Auch beim Thema Werkverträge scheint das Unternehmen den Machtkampf für sich entscheiden zu können. „Ziel ist ganz klar das Mitbestimmungsrecht“, sagt Brecht. Dann würde er dafür sorgen, dass Werkverträgler in die Tarifstruktur ihrer Branche mitsamt allen Gehaltsstufen eingebunden seien. Das Lohndumping würde dann erheblich erschwert. Doch es klingt, als würde er selbst nicht recht daran glauben. Schließlich müsste die Regierungskoalition dafür eine entsprechende gesetzliche Regelung auf den Weg bringen – gegen die Interessen der großen Dax-Unternehmen. Zumindest wünscht er sich daher eine „deutlich stärkere“ Regelung als heute, wo die Betriebsräte auf den guten Willen des Unternehmens angewiesen sind. Immerhin habe Daimler eine Sozialcharta verabschiedet und stehe damit besser da als manch anderer Konzern.

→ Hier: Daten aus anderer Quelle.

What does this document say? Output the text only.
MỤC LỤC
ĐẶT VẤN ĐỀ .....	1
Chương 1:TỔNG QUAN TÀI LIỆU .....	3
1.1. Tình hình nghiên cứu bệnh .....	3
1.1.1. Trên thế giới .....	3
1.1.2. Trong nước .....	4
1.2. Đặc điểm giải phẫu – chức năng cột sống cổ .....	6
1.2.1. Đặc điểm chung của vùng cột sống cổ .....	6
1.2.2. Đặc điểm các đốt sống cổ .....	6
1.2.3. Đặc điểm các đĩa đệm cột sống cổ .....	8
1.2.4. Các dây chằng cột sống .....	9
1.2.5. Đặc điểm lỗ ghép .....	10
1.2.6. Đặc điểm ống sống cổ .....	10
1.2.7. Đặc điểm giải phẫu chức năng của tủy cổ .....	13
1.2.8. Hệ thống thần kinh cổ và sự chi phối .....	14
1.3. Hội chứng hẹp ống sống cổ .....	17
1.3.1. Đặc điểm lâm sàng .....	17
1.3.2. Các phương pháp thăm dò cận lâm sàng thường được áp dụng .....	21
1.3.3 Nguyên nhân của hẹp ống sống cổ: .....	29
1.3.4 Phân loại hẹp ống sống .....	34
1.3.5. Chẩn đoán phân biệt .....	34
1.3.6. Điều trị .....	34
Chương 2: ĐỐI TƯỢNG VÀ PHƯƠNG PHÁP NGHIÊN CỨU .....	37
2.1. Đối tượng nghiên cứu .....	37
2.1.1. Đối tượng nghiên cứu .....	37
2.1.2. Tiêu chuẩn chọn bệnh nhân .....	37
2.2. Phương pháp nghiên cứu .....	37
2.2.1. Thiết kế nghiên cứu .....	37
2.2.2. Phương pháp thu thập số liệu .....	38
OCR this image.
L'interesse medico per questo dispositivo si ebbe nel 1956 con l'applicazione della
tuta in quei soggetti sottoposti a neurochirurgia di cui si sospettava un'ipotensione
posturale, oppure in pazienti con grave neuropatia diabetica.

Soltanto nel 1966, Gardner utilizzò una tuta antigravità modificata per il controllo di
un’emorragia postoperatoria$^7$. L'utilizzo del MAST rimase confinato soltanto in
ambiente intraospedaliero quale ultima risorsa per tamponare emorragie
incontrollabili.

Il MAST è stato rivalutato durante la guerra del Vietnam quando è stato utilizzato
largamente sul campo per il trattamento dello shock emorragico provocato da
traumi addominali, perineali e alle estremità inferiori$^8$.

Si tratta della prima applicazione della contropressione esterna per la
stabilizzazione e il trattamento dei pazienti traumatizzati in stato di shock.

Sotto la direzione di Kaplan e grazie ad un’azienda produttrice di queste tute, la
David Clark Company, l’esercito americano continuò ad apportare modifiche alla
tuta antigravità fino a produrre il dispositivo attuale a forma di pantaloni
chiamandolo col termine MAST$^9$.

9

Seit knapp drei Monaten ist Michael Brecht nun im Amt. Es ist ein großes und keineswegs leichtes. Das merkt er vor allem daran, mit wie viel Respekt die Menschen ihm jetzt begegnen. „Ich tue dann mein Bestes, sie wieder runterzuholen“, sagt Michael Brecht. Wer ihm gegenübersitzt, zweifelt kaum daran, dass dies gelingt.